Great Britain is in the process of building a high speed rail network. It should cut journey times for the great hard-working British public in half. This is a huge capital project and will take many years, and one of the main expenses of the project, apart from the vast quantities of materials, is human toil. And there is the problem. Todays Britain is full of feckless, softheaded, workshy fops who dream of nothing more than to be successful commercial artists who draw cute dogs and open webshops of their twee little ironic teatowels. It wasn’t always like this. Once upon a time British illustration had a backbone. It had bite, class and pathos. No illustrator personified those qualities more than Ronald Searle. In fact Searle is arguably the greatest British illustrator of the 20th century. His illustration in such books as the ‘St. Trinians’ and ‘Molesworth’ series written by Geoffrey Willans is beyond comparison. A sharp satirist and man of great humour, Ronald Searle’s dark wit was honed as he was enslaved on the horrific Siam-Burma Railway as a Japanese prisoner of war in WWII.
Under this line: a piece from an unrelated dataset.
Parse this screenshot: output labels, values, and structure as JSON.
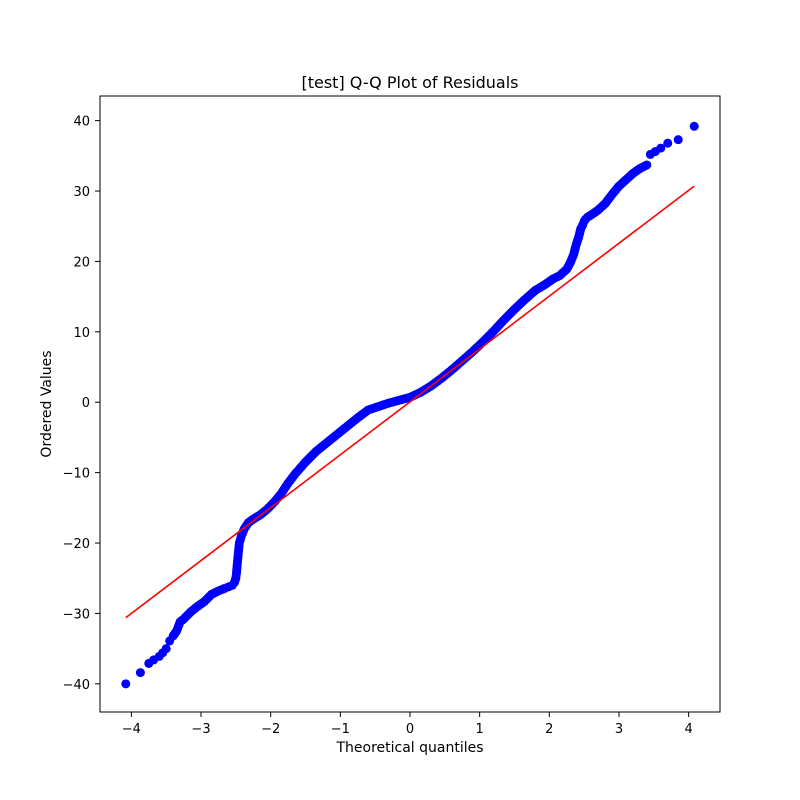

He barely survived this ordeal – and many of his friends were not so lucky. He used his drawing skills to help him survive in the P.O.W. camp, trading his drawings for cigarettes and food with his captors.
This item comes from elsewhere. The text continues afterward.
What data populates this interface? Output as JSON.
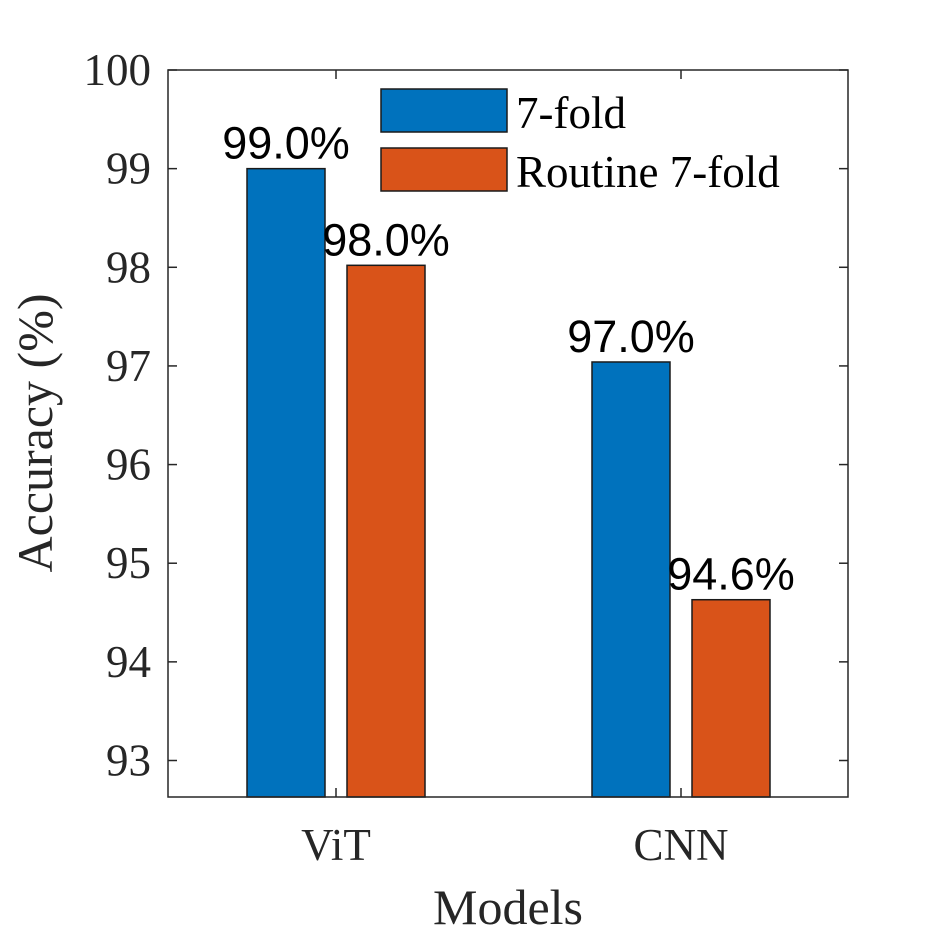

Instead of educating illustrators in art college and leaving them with huge debts, why not instead put them to work on the HS2 high-speed railway? They could be clapped in chains, given a pencil stub and toilet paper to draw on as they dig embankments with a teaspoon and eat instant noodles from a hubcap. And at the end we’d have a high-speed railway that will make the French seethe with jealousy, plus a crack team of satirical illustrators to make Britain proud again.